Au-delà des murs de Loyola, le Père Brennan a fait profiter le monde de sa générosité. Il déclinait rarement des demandes pour célébrer des mariages ou des baptêmes pour d’anciens élèves, même si son horaire était chargé et les conditions de voyage dangereuses. Il célébrait toujours avec le sourire et sa volonté de servir.
Et servir, il l’a fait, notamment auprès de mère Teresa, dans la communauté la plus marginalisée de Kolkata. Le Père Brennan a servi des hommes, des femmes et des enfants atteints de la lèpre. Les photos des conditions déplorables dans lesquelles il a vécu et travaillé continuent de me hanter et de me rappeler l’importance d’être reconnaissant de ce que Dieu nous a donné. En 2011, le Père a passé la semaine de relâche à aider les habitants de Fukushima, au Japon après le terrible tsunami qui a inondé les réacteurs nucléaires dans la région, forçant des centaines de personnes à fuir les radiations. Voici un autre exemple du désir du Père Brennan de donner aux autres sans compter.
Au début des années 2000, l’auteur Mitch Albom a écrit une histoire inspirante intitulée Les cinq personnes que j’ai rencontrées là-haut (The Five People You Meet in Heaven), qui raconte l’histoire d’Eddie, un opérateur de manège, qui meurt dans un accident au parc d’attractions et est ensuite envoyé au ciel. Là, il rencontre cinq personnes qui ont eu un impact important sur sa vie. Je me souviens d’avoir partagé ce livre avec le Père Brennan sans lui dire pourquoi je lui remettais. C’était ma façon de le REMERCIER de faire partie de ma vie, ainsi que de la vie d’un tas d’autres personnes, dans cette pièce et ailleurs.
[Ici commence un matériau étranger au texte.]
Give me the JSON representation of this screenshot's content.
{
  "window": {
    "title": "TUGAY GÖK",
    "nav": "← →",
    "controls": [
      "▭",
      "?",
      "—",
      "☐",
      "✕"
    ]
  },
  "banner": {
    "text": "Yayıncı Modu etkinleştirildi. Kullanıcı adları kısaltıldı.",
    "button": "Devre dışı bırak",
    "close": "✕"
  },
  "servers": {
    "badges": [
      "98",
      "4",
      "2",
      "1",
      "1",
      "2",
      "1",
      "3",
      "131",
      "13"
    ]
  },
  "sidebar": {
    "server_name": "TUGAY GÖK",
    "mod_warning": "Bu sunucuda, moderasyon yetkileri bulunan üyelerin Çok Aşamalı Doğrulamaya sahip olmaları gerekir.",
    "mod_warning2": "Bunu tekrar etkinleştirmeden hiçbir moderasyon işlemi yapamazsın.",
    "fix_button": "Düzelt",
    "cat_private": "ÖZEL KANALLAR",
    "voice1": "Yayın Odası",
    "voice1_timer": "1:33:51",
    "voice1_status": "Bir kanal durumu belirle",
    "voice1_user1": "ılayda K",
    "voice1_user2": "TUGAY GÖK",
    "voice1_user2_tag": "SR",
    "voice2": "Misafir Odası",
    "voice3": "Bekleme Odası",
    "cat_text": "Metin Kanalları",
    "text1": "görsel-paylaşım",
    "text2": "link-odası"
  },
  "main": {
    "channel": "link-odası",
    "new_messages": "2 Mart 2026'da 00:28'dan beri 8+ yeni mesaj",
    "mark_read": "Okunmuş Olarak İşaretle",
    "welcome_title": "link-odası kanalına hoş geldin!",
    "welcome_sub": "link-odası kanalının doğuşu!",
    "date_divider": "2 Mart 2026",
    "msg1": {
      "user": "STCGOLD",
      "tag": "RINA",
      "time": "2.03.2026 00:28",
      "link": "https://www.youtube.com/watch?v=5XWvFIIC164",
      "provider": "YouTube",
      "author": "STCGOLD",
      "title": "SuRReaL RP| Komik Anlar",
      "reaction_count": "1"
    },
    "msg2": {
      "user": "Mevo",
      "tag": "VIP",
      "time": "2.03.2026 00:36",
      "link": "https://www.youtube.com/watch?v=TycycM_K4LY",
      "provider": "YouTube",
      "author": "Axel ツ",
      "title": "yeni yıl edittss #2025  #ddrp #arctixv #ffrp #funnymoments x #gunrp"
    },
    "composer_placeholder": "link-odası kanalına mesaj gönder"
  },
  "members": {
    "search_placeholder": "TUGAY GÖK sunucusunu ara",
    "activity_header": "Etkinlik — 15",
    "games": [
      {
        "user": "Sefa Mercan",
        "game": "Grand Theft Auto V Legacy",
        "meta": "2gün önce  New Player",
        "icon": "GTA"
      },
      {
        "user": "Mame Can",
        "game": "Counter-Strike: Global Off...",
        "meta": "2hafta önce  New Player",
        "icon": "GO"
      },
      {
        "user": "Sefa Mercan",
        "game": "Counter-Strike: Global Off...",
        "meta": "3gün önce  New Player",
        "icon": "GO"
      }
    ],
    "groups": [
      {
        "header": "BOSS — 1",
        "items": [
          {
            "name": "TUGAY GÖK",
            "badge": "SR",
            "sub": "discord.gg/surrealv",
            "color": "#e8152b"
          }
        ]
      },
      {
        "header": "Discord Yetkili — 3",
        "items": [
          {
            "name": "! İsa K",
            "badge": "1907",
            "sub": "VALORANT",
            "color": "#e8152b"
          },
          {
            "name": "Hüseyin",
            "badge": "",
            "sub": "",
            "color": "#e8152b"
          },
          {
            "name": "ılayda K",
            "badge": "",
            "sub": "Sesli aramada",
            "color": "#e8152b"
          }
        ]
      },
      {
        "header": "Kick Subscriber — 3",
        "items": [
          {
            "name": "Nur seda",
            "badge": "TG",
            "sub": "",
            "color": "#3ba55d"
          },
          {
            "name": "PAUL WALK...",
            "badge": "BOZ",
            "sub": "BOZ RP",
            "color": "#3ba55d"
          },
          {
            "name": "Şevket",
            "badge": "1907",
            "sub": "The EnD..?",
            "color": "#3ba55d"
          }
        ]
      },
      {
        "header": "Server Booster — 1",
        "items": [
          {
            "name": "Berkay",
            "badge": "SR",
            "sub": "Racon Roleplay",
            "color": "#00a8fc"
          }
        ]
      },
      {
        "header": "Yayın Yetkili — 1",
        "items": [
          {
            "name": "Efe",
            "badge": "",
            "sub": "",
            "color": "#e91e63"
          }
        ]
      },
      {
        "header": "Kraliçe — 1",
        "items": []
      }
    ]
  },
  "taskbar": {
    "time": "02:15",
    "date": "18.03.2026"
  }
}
L’histoire nous rappelle que la vie ne se termine pas avec la mort, mais plutôt qu’il s’agit du début de la vraie vie, dans la JOIE et la PAIX.
Alors aujourd’hui, on ne dit pas vraiment au revoir au Père Brennan : nos magnifiques souvenirs de lui continueront de vivre, cette guitare continuera de jouer de douces mélodies dans la classe 216 pour nous rappeler sa présence et les mots suivants, ses mots, raisonneront à tout jamais dans nos esprits : « La tendresse et la compassion peuvent faire mal. […] Mais lorsque vous faites preuve de tendresse et de compassion, non seulement faites-vous quelque chose de spécial, mais vous devenez quelqu’un de spécial. » (Père Brennan, SJ, 29 août 2018).
Publié à l'origine dans l'édition Été/Automne 2023 du Loyola Today.